Colombian Nairo Quintana, who won stage 18 of the Tour de France on Thursday, will ride for French team Arkea-Samsic next year, his father said.
The 29-year-old two-time Grand Tour winner - the most decorated cyclist in Colombia's history - has spent the last seven years with Spaniards Movistar.
"Nairo is changing teams, he's going to Arkea," Luis Quintana told Bogota's Blu Radio.
"I'm telling you, Colombians, that Nairo will probably do very well."
Quintana exploded onto the European scene in 2012, his first season with Movistar, winning two stage races in the Vuelta a Murcia and Route du Sud, as well as claiming a stage victory at the prestigious Criterium du Dauphine.
The next year he shocked his experienced Spanish team-mate Alejandro Valverde, the current world champion, by out-performing him in riding to second place at the Tour de France behind Briton Chris Froome, now a four-time winner.

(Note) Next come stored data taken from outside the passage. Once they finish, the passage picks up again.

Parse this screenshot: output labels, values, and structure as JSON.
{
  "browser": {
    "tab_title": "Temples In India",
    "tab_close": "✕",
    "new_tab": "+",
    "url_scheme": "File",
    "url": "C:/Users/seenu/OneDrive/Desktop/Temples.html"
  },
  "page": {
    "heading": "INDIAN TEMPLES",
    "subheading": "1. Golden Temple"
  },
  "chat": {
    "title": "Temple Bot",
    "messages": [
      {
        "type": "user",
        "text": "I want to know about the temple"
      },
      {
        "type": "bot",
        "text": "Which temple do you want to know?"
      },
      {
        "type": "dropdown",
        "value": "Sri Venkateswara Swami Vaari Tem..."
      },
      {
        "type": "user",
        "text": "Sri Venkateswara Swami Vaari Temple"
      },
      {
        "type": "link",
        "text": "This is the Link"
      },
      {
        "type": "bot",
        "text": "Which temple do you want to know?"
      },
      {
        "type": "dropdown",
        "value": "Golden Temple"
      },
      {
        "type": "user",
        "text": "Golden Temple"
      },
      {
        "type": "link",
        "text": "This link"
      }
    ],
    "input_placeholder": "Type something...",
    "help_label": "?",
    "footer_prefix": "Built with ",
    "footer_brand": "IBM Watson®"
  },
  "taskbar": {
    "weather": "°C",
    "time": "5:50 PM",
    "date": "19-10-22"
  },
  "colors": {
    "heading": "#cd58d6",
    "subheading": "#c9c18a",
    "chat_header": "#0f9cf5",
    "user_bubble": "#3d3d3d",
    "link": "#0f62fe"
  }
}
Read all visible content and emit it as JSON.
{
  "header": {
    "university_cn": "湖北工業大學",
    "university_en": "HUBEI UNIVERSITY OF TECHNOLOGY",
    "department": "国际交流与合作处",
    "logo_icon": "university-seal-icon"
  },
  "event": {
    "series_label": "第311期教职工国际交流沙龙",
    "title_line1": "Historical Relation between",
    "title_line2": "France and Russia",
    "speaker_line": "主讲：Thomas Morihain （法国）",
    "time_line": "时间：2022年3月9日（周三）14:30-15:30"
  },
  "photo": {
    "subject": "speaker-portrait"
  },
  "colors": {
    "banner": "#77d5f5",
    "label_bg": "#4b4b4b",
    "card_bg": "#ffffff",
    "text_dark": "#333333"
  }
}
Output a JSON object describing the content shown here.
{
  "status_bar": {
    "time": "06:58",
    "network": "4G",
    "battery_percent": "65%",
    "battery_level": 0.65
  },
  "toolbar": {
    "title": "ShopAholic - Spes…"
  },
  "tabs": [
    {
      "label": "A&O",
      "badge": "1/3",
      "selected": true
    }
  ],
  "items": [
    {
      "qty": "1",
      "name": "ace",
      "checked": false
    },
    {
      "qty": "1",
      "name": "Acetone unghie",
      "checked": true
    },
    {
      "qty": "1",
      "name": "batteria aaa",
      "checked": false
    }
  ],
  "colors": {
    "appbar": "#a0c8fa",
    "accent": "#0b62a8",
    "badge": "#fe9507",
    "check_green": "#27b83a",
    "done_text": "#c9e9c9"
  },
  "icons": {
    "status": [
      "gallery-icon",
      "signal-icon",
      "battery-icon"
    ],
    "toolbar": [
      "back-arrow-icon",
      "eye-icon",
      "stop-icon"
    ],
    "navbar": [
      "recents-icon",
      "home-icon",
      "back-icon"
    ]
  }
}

Success kept coming for Quintana as he won the 2014 Giro d'Italia, came second in the Tour the next year and then won the Vuelta a Espana in 2016.
He also won important stage races such as Tirreno-Adriatico and the Tour of Romandie.
But since finishing second in the 2017 Giro, his results have been a disappointment.
He could finish only 12th at the Tour that year and 10th 12 months later, while he was outside the top 10 in the current race until his victory in the Alps propelled him up to seventh.
Until then he'd been lagging behind two team-mates in 39-year-old Valverde and Spaniard Mikel Landa, even claiming on Wednesday that he was now working for the latter.
Landa was seventh in the standings until Quintana's victory, leaving the Colombian now a minute ahead of his team-mate with two Alpine stages to come before Sunday's procession into Paris.
Arkea haven't commented on the move but Movistar team manager Eusebio Unzue suggested on Monday that Quintana was on his way out.
"Nairo has given us so many glorious days and I don't rule out that he will have some more, but it's been a couple of years now that he's not been at the great level we saw before," Unzue told Spain's Cadena Ser.
Quintana rolled back the years on Thursday, though, getting clear in a breakaway and then attacking on the final climb up the imposing Galibier mountain to claim his third stage victory at the Tour following one each in 2013 and last year.
He's now less than four minutes behind overall leader Julian Alaphilippe, from France, a minute ahead of Landa and two clear of Valverde.